Brexit as it affects Practice Areas:

Competition and Regulatory

The Lords EU Internal Market Sub-Committee has published written evidence submitted by barristers Rhodri Thompson QC, Christopher Brown, Nicholas Gibson and Anita Davies in its inquiry on the impact of Brexit on UK competition policy.


The European Commission has published a notice to stakeholders considering the impact of the UK withdrawal and EU rules in the field of substances of human origin (blood, tissues and cells, and organs).

The Commission has also published a notice to marketing authorisation holders of centrally authorised medicinal products for human and veterinary use.

Jeremy Hunt, Secretary of State for Health, has admitted that the supply of EU cancer drugs to the UK could be disrupted if Brexit talks break down.


Brugel has published a discussion entitled People on the move: migration and mobility in the European Union.

According to Thomas Roulet for the LSE Politics and Policy blog has published a discussion of how EU citizens in Britain are already being stigmatized, and argues that it’s likely to get worse.

Under proposals reportedly being discussed at the European Commission, Brussels could seek the moral high ground by covering the application costs of EU nationals seeking settled status in the UK after Brexit.

Guy Verhofstadt claims UK will not be able to fully take back control of its borders until 2021 at the earliest.

Human Rights, Equality and Discrimination

Jonathan Cooper OBE has written a piece for The Guardian discussing the specific threat posed to LGBT rights by Brexit.
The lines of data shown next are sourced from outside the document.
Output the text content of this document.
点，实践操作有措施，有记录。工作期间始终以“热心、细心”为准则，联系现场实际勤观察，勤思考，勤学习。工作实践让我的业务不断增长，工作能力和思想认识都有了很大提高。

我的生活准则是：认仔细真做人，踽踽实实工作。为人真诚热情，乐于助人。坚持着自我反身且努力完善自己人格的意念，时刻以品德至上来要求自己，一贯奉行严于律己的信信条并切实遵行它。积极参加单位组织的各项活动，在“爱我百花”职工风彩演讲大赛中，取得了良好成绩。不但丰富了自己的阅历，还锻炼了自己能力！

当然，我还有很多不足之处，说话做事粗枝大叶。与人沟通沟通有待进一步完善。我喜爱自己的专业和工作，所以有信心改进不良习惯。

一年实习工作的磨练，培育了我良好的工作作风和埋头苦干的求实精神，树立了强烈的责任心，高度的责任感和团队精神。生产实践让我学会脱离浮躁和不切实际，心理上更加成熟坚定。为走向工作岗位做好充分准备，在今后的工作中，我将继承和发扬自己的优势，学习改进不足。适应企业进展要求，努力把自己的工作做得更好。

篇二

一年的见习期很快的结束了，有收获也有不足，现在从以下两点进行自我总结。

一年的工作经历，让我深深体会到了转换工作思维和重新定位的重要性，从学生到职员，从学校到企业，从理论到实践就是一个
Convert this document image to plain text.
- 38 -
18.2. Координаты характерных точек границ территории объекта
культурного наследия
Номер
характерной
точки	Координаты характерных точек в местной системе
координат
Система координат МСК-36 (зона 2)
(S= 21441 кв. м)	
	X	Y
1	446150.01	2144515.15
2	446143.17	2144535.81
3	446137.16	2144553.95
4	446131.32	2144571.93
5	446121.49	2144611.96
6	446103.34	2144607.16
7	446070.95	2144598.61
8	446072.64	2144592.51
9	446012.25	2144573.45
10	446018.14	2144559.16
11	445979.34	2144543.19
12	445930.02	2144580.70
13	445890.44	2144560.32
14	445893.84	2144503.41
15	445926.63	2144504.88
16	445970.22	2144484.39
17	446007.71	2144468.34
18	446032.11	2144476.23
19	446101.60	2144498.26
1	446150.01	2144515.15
The Times reports on the launch of Theresa May’s post-Brexit environmental plan, warning that Brexit us unlikely to boost the environment, and clarity is required on how EU green regulations will be replicated.

A coalition of leading environmental groups, including Friends of the Earth and the National Trust, has said there is a “significant risk” that British environmental protections will be reduced after Brexit, despite the government’s positive rhetoric.